DJaeger commented 9 years ago

Why should we allow the user to active the feature on devices, that does not support it. We should update the code to correctly detect if it is supported (currently if CDMA is available) and allow the user only to active it then. Why should we allow the user to activate it on not supported devices. It makes no sense to allow him to activate but tell him it will not work!?

DJaeger commented 9 years ago

In addition: The detection should be coded in a way, that allows to easily extent the supported devices looking forward to #6.

SecUpwN commented 9 years ago

Why should we allow the user to active the feature on devices, that does not support it.

The thinking behind that was that if we cannot ensure that the code is definitely working on that device, let the user still activate the button to enable it even though a proper check is lacking.

We should update the code to correctly detect if it is supported (currently if CDMA is available) and allow the user only to active it then.

If you can do that, this would be great!

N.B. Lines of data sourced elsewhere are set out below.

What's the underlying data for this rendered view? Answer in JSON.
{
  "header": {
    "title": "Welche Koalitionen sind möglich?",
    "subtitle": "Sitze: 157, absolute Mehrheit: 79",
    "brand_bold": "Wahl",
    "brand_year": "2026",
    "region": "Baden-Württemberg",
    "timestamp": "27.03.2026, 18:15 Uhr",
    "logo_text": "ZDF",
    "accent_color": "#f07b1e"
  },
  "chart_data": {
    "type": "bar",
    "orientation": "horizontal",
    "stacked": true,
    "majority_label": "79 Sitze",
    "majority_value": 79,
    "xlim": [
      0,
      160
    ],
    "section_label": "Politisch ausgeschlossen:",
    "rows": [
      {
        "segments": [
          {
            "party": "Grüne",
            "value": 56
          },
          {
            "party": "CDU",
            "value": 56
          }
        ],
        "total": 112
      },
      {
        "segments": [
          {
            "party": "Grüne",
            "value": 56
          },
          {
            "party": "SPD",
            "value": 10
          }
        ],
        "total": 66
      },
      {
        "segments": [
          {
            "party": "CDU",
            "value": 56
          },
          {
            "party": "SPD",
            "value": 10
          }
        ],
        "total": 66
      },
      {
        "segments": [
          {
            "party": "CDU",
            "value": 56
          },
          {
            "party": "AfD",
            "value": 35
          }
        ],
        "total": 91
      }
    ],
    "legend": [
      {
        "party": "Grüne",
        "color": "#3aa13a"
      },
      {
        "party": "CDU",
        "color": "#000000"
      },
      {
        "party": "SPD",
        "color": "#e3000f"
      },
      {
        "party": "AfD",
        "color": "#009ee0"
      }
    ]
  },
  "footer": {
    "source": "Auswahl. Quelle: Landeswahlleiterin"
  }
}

So the new proposal (and likely the one with more sense) would be to gray out the button for non-supported devices and replace the message (currently CDMA Phones ONLY) with Your device is currently not supported If the device is supported though, then the button shall be waiting for activation and use the message Detect Femtocell connections. OP updated.

The detection should be coded in a way, that allows to easily extent the supported devices

Fully agree with that. Are you able to improve the code to solve this Issue, @DJaeger?

E3V3A commented 9 years ago

Actually the entire Femto-cell code as it is now, will be redundant, if we can support CDMA in general, the femtocell detection is trivial, and the current code could be dropped.